Maya Wang, acting China director at Human Rights Watch, emphasized the toll of President Xi’s repressive rule on China’s economy and society. The government’s failure to address human rights abuses seriously creates uncertainty for the nation’s future, affecting various segments, from the youth to business executives.

The report outlined the Chinese government’s continued abusive policies in Xinjiang against Uyghurs and other Turkic Muslims, deemed as crimes against humanity. Notably, individuals like Rahile Dawut, an internationally renowned anthropologist, are serving lengthy prison sentences for peaceful acts. In Tibet, authorities persist in forcibly assimilating Tibetans, with extreme information controls hindering the verification of information.

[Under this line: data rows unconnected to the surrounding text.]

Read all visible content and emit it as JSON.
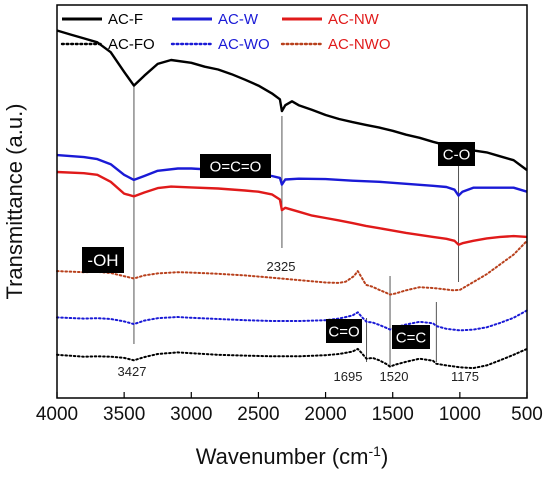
{
  "chart_data": {
    "type": "line",
    "title": "",
    "xlabel_main": "Wavenumber (cm",
    "xlabel_sup": "-1",
    "xlabel_close": ")",
    "ylabel": "Transmittance (a.u.)",
    "xlim": [
      4000,
      500
    ],
    "x_ticks": [
      4000,
      3500,
      3000,
      2500,
      2000,
      1500,
      1000,
      500
    ],
    "grid": false,
    "legend_position": "top",
    "series": [
      {
        "name": "AC-F",
        "color": "#000000",
        "style": "solid",
        "points": [
          [
            4000,
            93.5
          ],
          [
            3900,
            92.5
          ],
          [
            3800,
            91.5
          ],
          [
            3700,
            90.5
          ],
          [
            3600,
            88
          ],
          [
            3500,
            83
          ],
          [
            3427,
            79.5
          ],
          [
            3350,
            82
          ],
          [
            3250,
            85
          ],
          [
            3150,
            86
          ],
          [
            3000,
            85.3
          ],
          [
            2900,
            84.3
          ],
          [
            2800,
            83.6
          ],
          [
            2700,
            82.4
          ],
          [
            2600,
            81
          ],
          [
            2500,
            79.5
          ],
          [
            2400,
            77.5
          ],
          [
            2340,
            76
          ],
          [
            2325,
            73
          ],
          [
            2300,
            74.5
          ],
          [
            2250,
            75.5
          ],
          [
            2200,
            74.5
          ],
          [
            2100,
            73.3
          ],
          [
            2000,
            72
          ],
          [
            1900,
            71
          ],
          [
            1800,
            70.2
          ],
          [
            1700,
            69.5
          ],
          [
            1600,
            68.8
          ],
          [
            1500,
            68
          ],
          [
            1400,
            67
          ],
          [
            1300,
            66.2
          ],
          [
            1200,
            65.2
          ],
          [
            1100,
            64.3
          ],
          [
            1040,
            63.5
          ],
          [
            1010,
            62.5
          ],
          [
            980,
            63
          ],
          [
            900,
            63
          ],
          [
            800,
            62.5
          ],
          [
            700,
            61.5
          ],
          [
            600,
            60.5
          ],
          [
            500,
            58
          ]
        ]
      },
      {
        "name": "AC-W",
        "color": "#1a1ad6",
        "style": "solid",
        "points": [
          [
            4000,
            61.8
          ],
          [
            3800,
            61.3
          ],
          [
            3700,
            60.8
          ],
          [
            3600,
            59.5
          ],
          [
            3500,
            56.8
          ],
          [
            3427,
            55.5
          ],
          [
            3350,
            56.5
          ],
          [
            3250,
            57.8
          ],
          [
            3100,
            58.4
          ],
          [
            3000,
            58.4
          ],
          [
            2800,
            58
          ],
          [
            2600,
            57.5
          ],
          [
            2500,
            57
          ],
          [
            2400,
            56.5
          ],
          [
            2340,
            56
          ],
          [
            2325,
            54.3
          ],
          [
            2300,
            55.6
          ],
          [
            2200,
            55.8
          ],
          [
            2000,
            55.7
          ],
          [
            1800,
            55.3
          ],
          [
            1600,
            55
          ],
          [
            1400,
            54.5
          ],
          [
            1200,
            54
          ],
          [
            1100,
            53.7
          ],
          [
            1040,
            53
          ],
          [
            1010,
            51.5
          ],
          [
            980,
            52.5
          ],
          [
            900,
            53.5
          ],
          [
            800,
            53.5
          ],
          [
            700,
            53.5
          ],
          [
            600,
            53.5
          ],
          [
            500,
            52.5
          ]
        ]
      },
      {
        "name": "AC-NW",
        "color": "#e01a1a",
        "style": "solid",
        "points": [
          [
            4000,
            57.5
          ],
          [
            3800,
            57.2
          ],
          [
            3700,
            56.8
          ],
          [
            3600,
            55
          ],
          [
            3500,
            52
          ],
          [
            3427,
            51.3
          ],
          [
            3350,
            52.3
          ],
          [
            3250,
            53.4
          ],
          [
            3150,
            53.8
          ],
          [
            3000,
            53.6
          ],
          [
            2800,
            53.3
          ],
          [
            2600,
            52.8
          ],
          [
            2500,
            52.5
          ],
          [
            2400,
            51.8
          ],
          [
            2340,
            50.5
          ],
          [
            2325,
            47.8
          ],
          [
            2300,
            48.4
          ],
          [
            2200,
            47.4
          ],
          [
            2100,
            46.4
          ],
          [
            2000,
            45.8
          ],
          [
            1900,
            45.2
          ],
          [
            1800,
            44.5
          ],
          [
            1700,
            43.8
          ],
          [
            1600,
            43.2
          ],
          [
            1500,
            42.6
          ],
          [
            1400,
            42
          ],
          [
            1300,
            41.5
          ],
          [
            1200,
            41
          ],
          [
            1100,
            40.5
          ],
          [
            1040,
            40
          ],
          [
            1010,
            39
          ],
          [
            980,
            39.4
          ],
          [
            900,
            40
          ],
          [
            800,
            40.6
          ],
          [
            700,
            41
          ],
          [
            600,
            41.2
          ],
          [
            500,
            41
          ]
        ]
      },
      {
        "name": "AC-FO",
        "color": "#000000",
        "style": "dotted",
        "points": [
          [
            4000,
            11
          ],
          [
            3800,
            10.5
          ],
          [
            3700,
            10.6
          ],
          [
            3600,
            10.5
          ],
          [
            3500,
            10.2
          ],
          [
            3427,
            9.6
          ],
          [
            3350,
            10.4
          ],
          [
            3250,
            11.2
          ],
          [
            3100,
            11.6
          ],
          [
            3000,
            11.4
          ],
          [
            2800,
            11
          ],
          [
            2600,
            10.8
          ],
          [
            2400,
            10.6
          ],
          [
            2200,
            10.6
          ],
          [
            2000,
            10.9
          ],
          [
            1900,
            11.2
          ],
          [
            1800,
            11.8
          ],
          [
            1760,
            12.5
          ],
          [
            1730,
            11.4
          ],
          [
            1695,
            10
          ],
          [
            1650,
            10.2
          ],
          [
            1600,
            9.6
          ],
          [
            1550,
            8.7
          ],
          [
            1520,
            8
          ],
          [
            1480,
            8.5
          ],
          [
            1400,
            9.2
          ],
          [
            1300,
            10
          ],
          [
            1200,
            9.5
          ],
          [
            1175,
            8.7
          ],
          [
            1100,
            8.3
          ],
          [
            1000,
            7.8
          ],
          [
            900,
            7.6
          ],
          [
            800,
            8.3
          ],
          [
            700,
            9.6
          ],
          [
            600,
            11
          ],
          [
            500,
            12.5
          ]
        ]
      },
      {
        "name": "AC-WO",
        "color": "#1a1ad6",
        "style": "dotted",
        "points": [
          [
            4000,
            20.5
          ],
          [
            3800,
            20.2
          ],
          [
            3700,
            20.3
          ],
          [
            3600,
            20.1
          ],
          [
            3500,
            19.5
          ],
          [
            3427,
            18.8
          ],
          [
            3350,
            19.7
          ],
          [
            3250,
            20.3
          ],
          [
            3100,
            20.6
          ],
          [
            3000,
            20.4
          ],
          [
            2800,
            20.1
          ],
          [
            2600,
            19.8
          ],
          [
            2400,
            19.6
          ],
          [
            2200,
            19.6
          ],
          [
            2000,
            19.8
          ],
          [
            1900,
            20.2
          ],
          [
            1800,
            21
          ],
          [
            1760,
            21.8
          ],
          [
            1730,
            20.6
          ],
          [
            1695,
            19.4
          ],
          [
            1650,
            19.2
          ],
          [
            1600,
            18.6
          ],
          [
            1550,
            17.9
          ],
          [
            1520,
            17.4
          ],
          [
            1480,
            18
          ],
          [
            1400,
            18.7
          ],
          [
            1300,
            19.4
          ],
          [
            1200,
            19
          ],
          [
            1175,
            18.3
          ],
          [
            1100,
            17.6
          ],
          [
            1000,
            17.2
          ],
          [
            900,
            17.4
          ],
          [
            800,
            18
          ],
          [
            700,
            19.1
          ],
          [
            600,
            20.4
          ],
          [
            500,
            22.3
          ]
        ]
      },
      {
        "name": "AC-NWO",
        "color": "#b8401c",
        "style": "dotted",
        "points": [
          [
            4000,
            32.3
          ],
          [
            3800,
            32
          ],
          [
            3700,
            32.1
          ],
          [
            3600,
            31.8
          ],
          [
            3500,
            31
          ],
          [
            3427,
            30.4
          ],
          [
            3350,
            31.2
          ],
          [
            3250,
            31.7
          ],
          [
            3100,
            32
          ],
          [
            3000,
            31.9
          ],
          [
            2800,
            31.6
          ],
          [
            2600,
            31.2
          ],
          [
            2400,
            30.6
          ],
          [
            2200,
            30
          ],
          [
            2000,
            29.4
          ],
          [
            1900,
            29.3
          ],
          [
            1850,
            29.6
          ],
          [
            1790,
            31
          ],
          [
            1760,
            32.3
          ],
          [
            1730,
            30.6
          ],
          [
            1700,
            28.8
          ],
          [
            1650,
            28.3
          ],
          [
            1600,
            27.5
          ],
          [
            1550,
            26.8
          ],
          [
            1520,
            26.3
          ],
          [
            1480,
            26.6
          ],
          [
            1400,
            27.4
          ],
          [
            1300,
            28.2
          ],
          [
            1200,
            28
          ],
          [
            1100,
            27.6
          ],
          [
            1050,
            27.4
          ],
          [
            1000,
            27.5
          ],
          [
            900,
            29.5
          ],
          [
            800,
            31.5
          ],
          [
            700,
            34
          ],
          [
            600,
            36.5
          ],
          [
            500,
            40
          ]
        ]
      }
    ],
    "vertical_markers": [
      {
        "x": 3427,
        "label": "3427"
      },
      {
        "x": 2325,
        "label": "2325"
      },
      {
        "x": 1695,
        "label": "1695"
      },
      {
        "x": 1520,
        "label": "1520"
      },
      {
        "x": 1175,
        "label": ""
      },
      {
        "x": 1010,
        "label": ""
      }
    ],
    "peak_labels": [
      {
        "x": 3427,
        "text": "3427"
      },
      {
        "x": 2325,
        "text": "2325"
      },
      {
        "x": 1695,
        "text": "1695"
      },
      {
        "x": 1520,
        "text": "1520"
      },
      {
        "x": 1175,
        "text": "1175"
      }
    ],
    "group_tags": [
      {
        "text": "-OH"
      },
      {
        "text": "O=C=O"
      },
      {
        "text": "C-O"
      },
      {
        "text": "C=O"
      },
      {
        "text": "C=C"
      }
    ]
  }
}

The erosion of liberties and freedoms in Hong Kong was underscored, where the Chinese government has arrested individuals arbitrarily for national security offenses, targeted exiled democracy activists, and expanded its political intimidation campaign beyond China’s borders. Across China, the tightening grip on civil society is evident, impacting foreign businesses with the government’s arbitrary use of power.

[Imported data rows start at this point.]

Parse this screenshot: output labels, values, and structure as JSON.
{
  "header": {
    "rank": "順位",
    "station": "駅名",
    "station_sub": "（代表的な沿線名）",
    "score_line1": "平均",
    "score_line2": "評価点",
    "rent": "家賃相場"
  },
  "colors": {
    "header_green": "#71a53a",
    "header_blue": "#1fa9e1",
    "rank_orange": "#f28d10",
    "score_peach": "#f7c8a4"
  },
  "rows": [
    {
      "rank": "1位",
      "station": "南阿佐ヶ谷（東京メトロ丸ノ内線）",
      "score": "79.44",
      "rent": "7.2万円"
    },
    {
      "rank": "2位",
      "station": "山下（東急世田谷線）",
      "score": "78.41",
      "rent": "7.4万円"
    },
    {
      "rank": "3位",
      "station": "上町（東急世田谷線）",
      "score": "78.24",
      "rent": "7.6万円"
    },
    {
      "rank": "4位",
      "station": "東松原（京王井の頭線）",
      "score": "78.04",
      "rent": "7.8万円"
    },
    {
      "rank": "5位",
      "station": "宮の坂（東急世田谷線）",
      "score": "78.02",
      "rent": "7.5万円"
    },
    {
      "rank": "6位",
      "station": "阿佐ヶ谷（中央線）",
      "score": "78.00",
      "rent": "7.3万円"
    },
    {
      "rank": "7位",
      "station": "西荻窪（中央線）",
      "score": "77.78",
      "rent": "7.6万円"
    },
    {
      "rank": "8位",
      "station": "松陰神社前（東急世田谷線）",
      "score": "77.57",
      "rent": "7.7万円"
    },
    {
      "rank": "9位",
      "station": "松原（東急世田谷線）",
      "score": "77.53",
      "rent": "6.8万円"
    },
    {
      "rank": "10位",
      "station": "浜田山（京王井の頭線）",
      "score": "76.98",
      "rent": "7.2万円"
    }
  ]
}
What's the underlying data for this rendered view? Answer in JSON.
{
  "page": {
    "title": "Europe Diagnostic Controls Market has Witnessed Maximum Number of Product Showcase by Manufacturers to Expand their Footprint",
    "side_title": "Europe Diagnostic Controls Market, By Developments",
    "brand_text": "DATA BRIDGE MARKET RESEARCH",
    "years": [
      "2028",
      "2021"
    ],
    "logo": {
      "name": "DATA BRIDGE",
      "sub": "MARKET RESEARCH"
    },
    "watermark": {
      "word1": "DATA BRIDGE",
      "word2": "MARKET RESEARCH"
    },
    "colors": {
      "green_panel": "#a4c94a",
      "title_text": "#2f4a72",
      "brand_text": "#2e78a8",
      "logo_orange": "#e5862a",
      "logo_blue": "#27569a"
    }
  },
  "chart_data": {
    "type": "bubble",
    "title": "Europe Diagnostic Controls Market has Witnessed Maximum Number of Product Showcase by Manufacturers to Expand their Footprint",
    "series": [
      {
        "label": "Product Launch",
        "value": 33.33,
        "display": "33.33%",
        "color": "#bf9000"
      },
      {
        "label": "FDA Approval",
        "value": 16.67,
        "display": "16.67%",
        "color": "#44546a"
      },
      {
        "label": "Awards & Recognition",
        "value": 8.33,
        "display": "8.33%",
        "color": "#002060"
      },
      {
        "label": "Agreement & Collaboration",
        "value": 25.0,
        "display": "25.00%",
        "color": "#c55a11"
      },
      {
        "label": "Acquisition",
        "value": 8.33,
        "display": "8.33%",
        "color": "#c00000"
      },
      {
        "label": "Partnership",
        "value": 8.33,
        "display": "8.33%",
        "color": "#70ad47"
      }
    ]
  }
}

The aftermath of the “Zero-Covid” policy’s end in late 2022 is marked by a lack of official investigation into the Chinese government’s handling of the outbreak. Those who reported on and sought accountability for official abuses during the lockdowns, including citizens and journalists, have faced harassment, detention, and prosecution. In late 2023, Amnesty international came out with China’s White Paper Movement: One year on, six protesters share their stories. These stories have exposed the Chinese government’s false claims that things were under control in the pandemic. For instance, at least 10 people died in an apartment fire in the city of Urumqi, northwest China on November 24, 2022. They were reportedly prevented from escaping due to strict covid-19 controls, reported the rights body in the white movement paper.

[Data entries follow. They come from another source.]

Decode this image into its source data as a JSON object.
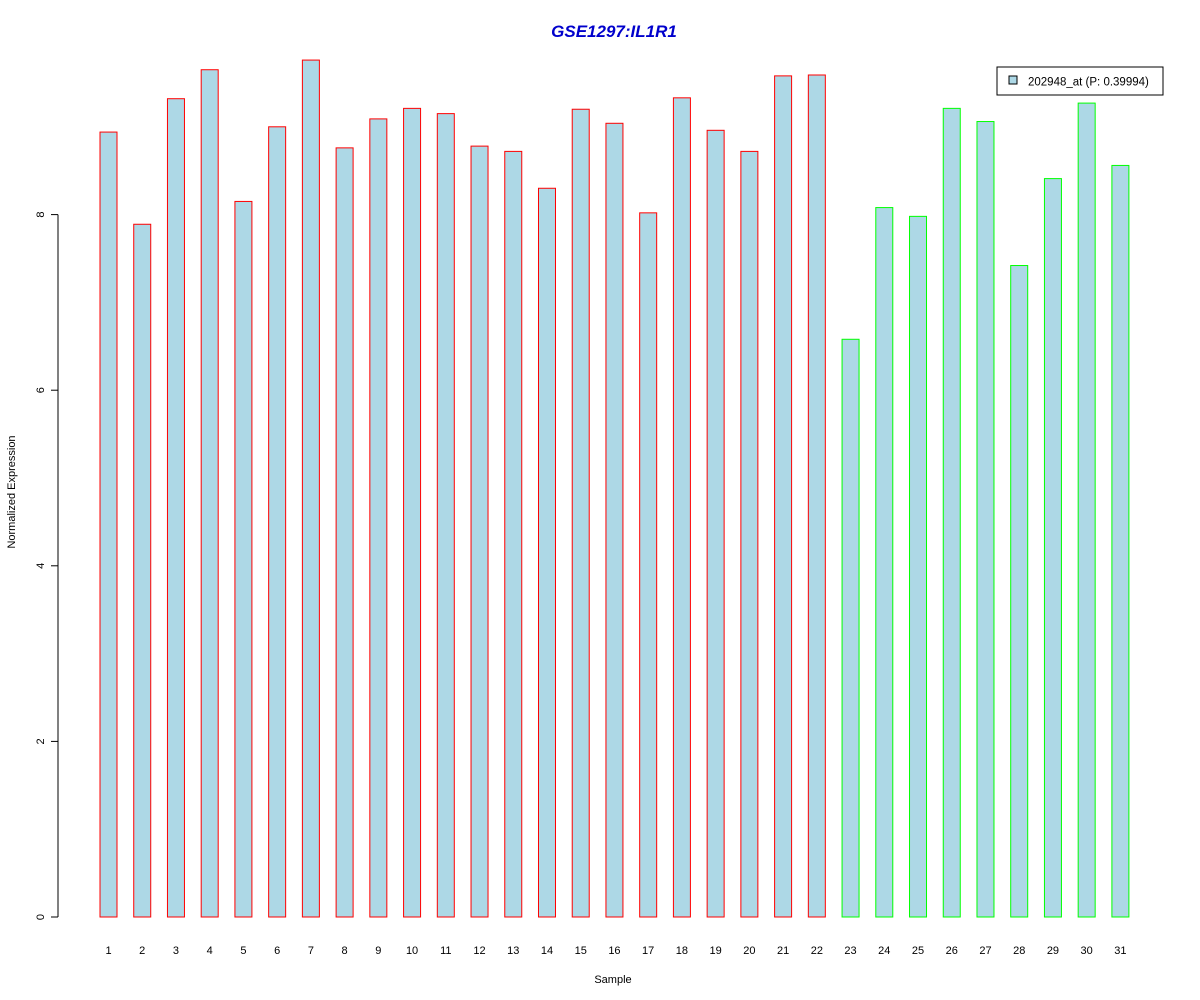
{
  "chart_data": {
    "type": "bar",
    "title": "GSE1297:IL1R1",
    "xlabel": "Sample",
    "ylabel": "Normalized Expression",
    "categories": [
      "1",
      "2",
      "3",
      "4",
      "5",
      "6",
      "7",
      "8",
      "9",
      "10",
      "11",
      "12",
      "13",
      "14",
      "15",
      "16",
      "17",
      "18",
      "19",
      "20",
      "21",
      "22",
      "23",
      "24",
      "25",
      "26",
      "27",
      "28",
      "29",
      "30",
      "31"
    ],
    "values": [
      8.94,
      7.89,
      9.32,
      9.65,
      8.15,
      9.0,
      9.76,
      8.76,
      9.09,
      9.21,
      9.15,
      8.78,
      8.72,
      8.3,
      9.2,
      9.04,
      8.02,
      9.33,
      8.96,
      8.72,
      9.58,
      9.59,
      6.58,
      8.08,
      7.98,
      9.21,
      9.06,
      7.42,
      8.41,
      9.27,
      8.56
    ],
    "groups": [
      1,
      1,
      1,
      1,
      1,
      1,
      1,
      1,
      1,
      1,
      1,
      1,
      1,
      1,
      1,
      1,
      1,
      1,
      1,
      1,
      1,
      1,
      2,
      2,
      2,
      2,
      2,
      2,
      2,
      2,
      2
    ],
    "yticks": [
      "0",
      "2",
      "4",
      "6",
      "8"
    ],
    "ylim": [
      0,
      9.76
    ],
    "legend": {
      "label": "202948_at (P: 0.39994)",
      "position": "top-right"
    },
    "grid": false,
    "colors": {
      "title": "#0000cc",
      "bar_fill": "#add8e6",
      "group1_border": "#ff0000",
      "group2_border": "#00ff00",
      "axis": "#000000"
    }
  }
}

The tragedy sparked an outpouring of anger and emotion. Across China, people took to the streets in numbers not seen for decades – many holding up blank sheets of paper to symbolize systematic censorship by the Chinese government – and the ‘White Paper’ protest movement quickly spread overseas. One year on, we hear from six people whose participation in those protests – in China and abroad – was a life-affirming experience*:

According to an overseas Chinese national, Nathan,

The White Paper Movement (and the Sitong Bridge protest a month earlier) completely changed his life. “Since October 2022, my fellow activists and I have put up solidarity posters, organized rallies and candlelight vigils – I even started an independent magazine. I did many things that I never imagined”, he stated.

“As an overseas Chinese, on one side is a foreign environment that I cannot fully integrate into, and on the other side is my homeland of China where nationalism is on the rise. I feel pessimistic and depressed in the gap between the two. I feel isolated and helpless under censorship, and I have to hide myself. But social movements have allowed me and others to see each other. We are no longer “disempowered” but can become “activists” and fight for human rights and justice. This in itself has become an identity that I am proud of. It also brought me the courage and motivation to continue participating in social change, despite the fear of retribution from the authorities, Nathan stated.

In November, the nation mourned the unexpected death of former Premier Li Keqiang, with online sentiments reflecting a preference for his economically vibrant policies over Xi’s. Throughout 2023, Beijing launched global initiatives challenging existing global governance, security, and human rights norms and institutions at the United Nations and elsewhere.

Maya Wang concluded by urging foreign leaders to recognize the long-term benefits of a more transparent, accountable, and rights-respecting Chinese government. Consistently and robustly raising human rights concerns publicly is seen as a crucial first step towards fostering positive change.